Coloplast will now become the sixth multidistrict litigation consolidated and the fifth to be heard in the Southern District of West Virginia. The Judicial Panel on Multidistrict Litigation (JPML) on August 6 ordered at least 24 Coloplast federal lawsuits (MDL No. 2387) be transferred to the one court noting that 13 cases have common questions of fact.

Coloplast mesh has been reported to cause injuries including mesh erosion, pain, and infection in women being treated for pelvic organ prolapse.

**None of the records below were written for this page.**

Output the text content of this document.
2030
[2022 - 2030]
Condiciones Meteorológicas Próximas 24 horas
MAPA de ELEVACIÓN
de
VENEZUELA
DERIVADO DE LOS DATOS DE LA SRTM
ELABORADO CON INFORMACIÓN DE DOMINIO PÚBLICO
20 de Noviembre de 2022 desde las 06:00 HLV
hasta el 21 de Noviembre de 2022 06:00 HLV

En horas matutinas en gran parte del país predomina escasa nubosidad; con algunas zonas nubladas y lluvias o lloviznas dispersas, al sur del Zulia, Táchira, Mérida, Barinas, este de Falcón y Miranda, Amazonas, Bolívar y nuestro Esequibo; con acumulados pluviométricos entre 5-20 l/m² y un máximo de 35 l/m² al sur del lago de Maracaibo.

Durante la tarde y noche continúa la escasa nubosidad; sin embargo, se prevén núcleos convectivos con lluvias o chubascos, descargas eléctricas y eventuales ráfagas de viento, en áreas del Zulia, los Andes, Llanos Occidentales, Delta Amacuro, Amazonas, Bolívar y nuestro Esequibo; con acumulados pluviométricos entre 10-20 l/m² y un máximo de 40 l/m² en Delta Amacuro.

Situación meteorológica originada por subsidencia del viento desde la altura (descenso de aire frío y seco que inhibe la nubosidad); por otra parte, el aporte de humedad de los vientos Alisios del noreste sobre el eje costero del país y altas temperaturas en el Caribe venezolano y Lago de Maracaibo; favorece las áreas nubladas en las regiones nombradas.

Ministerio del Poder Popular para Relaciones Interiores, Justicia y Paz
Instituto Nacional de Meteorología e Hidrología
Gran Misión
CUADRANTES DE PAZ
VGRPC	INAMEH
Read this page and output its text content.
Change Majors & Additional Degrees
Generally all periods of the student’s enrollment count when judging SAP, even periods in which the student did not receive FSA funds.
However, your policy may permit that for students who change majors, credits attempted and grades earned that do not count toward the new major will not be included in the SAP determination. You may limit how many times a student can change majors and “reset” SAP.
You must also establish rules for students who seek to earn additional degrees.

Centralization means that judicial orders are consistent and discovery can move ahead in a coordinated fashion. If a settlement is not offered, individual trials can still be held. Unlike a class action, the amount awarded to any one plaintiff will vary depending on her injuries.

There are four other MDLs consolidated before the Honorable Judge Joseph R. Goodwin naming manufacturers – C.R. Bard; Ethicon; Boston Scientific, American Medical Systems, Inc. A fifth MDL focusing on injuries from the Mentor OB Tape is before Judge Clay D. Land in the Middle District of Georgia, however most of those cases have been resolved.

Plaintiffs can still file individual actions in state courts. The first trials on a state and federal level will begin to be heard early in 2013.

Bard announced it plans an appeal. In the first landmark mesh trial on July 20th, jurors in a Bakersfield, California state court determined that the Avaulta Plus Biosynthetic Support System vaginal implant caused Christine Scott’s chronic pain, mesh erosion, and incontinence and that she and her husband deserve a $5.5 million damage award.

Based in Denmark, Coloplast makes medical products for continence and wound and skin care. It also manufactures four different types of mesh to treat pelvic organ prolapse, two of which are made of biological human material and two from polypropylene, the standard petroleum-based material used in most synthetic transvaginal meshes on the market today.